Giuseppe was required to compile a weekly photographic record of the work done on site to send to EWA and GDST Estates in London.  Because of this, I can show you the tree-planting step-by-step.

This tree is planted just a little further along.

It has not always been plain-sailing with the residents committee of Princess Mary Court with regard to the building work, so I doubt it is by chance that the back of the new building will eventually be screened by a line of trees.  By their leaves, they look like Ash to me.

I’m sure the glass finish will have proved more beautiful than Princess Mary residents expected, but eventually Mother Nature will have screened everything off behind a wall of trees.

There were many restrictions on a build of this nature, of course.  Another involved the perimeter wall of what used to be the grounds of the Phillipson Memorial Orphanage, latterly lining one side of the pathway which ran between the Junior and Senior School buildings.  The historical arm of Newcastle Council had demanded that, after being moved, it had to all be put back somewhere, brick by brick.  The final solution appears to have been to attach it to the building.

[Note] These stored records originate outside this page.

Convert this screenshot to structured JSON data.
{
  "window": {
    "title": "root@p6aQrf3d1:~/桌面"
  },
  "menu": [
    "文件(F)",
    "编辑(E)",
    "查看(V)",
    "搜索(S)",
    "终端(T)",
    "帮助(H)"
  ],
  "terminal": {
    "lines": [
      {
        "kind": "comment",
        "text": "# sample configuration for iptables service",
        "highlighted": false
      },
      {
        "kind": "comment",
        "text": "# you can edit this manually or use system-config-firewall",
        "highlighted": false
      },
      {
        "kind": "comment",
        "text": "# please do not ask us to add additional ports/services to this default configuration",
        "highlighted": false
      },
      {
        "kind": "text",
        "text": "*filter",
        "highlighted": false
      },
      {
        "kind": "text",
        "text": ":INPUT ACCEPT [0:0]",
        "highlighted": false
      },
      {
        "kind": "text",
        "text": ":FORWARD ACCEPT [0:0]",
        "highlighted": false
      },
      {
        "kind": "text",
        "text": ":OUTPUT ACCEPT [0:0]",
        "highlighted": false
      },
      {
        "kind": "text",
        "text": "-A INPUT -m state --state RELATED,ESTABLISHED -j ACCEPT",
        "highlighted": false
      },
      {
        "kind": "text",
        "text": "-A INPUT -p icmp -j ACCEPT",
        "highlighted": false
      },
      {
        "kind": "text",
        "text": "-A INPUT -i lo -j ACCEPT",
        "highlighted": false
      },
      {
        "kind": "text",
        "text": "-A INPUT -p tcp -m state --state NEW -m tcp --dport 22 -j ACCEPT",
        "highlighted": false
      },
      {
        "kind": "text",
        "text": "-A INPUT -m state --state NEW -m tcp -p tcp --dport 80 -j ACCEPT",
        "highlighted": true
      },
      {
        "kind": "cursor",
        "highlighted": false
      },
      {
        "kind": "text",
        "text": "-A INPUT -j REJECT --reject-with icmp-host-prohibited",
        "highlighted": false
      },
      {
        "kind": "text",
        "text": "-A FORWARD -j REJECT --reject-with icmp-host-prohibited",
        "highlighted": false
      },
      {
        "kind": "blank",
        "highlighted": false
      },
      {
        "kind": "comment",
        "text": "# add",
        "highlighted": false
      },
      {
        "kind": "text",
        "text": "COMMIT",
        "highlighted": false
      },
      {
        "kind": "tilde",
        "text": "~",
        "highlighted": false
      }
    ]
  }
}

How to incorporate a stone wall into the design when a pathway no longer exists!

And that gap we made a long time ago in the wall separating us from our other Moor Edge neighbours, the Fleming Children’s Hospital?  Well, as we can see from the shot below, that was nearly filled now.

Only the very top coping stones left to do now.

A peep over the other side of it seems to show that everyone is happy.  I have shared once before in this blog what the poet Robert Frost wrote in ‘Mending Wall’: “Good fences make good neighbours.”

‘Before I built a wall I’d ask to know/What I was walling in or walling out,’ (Mending Wall).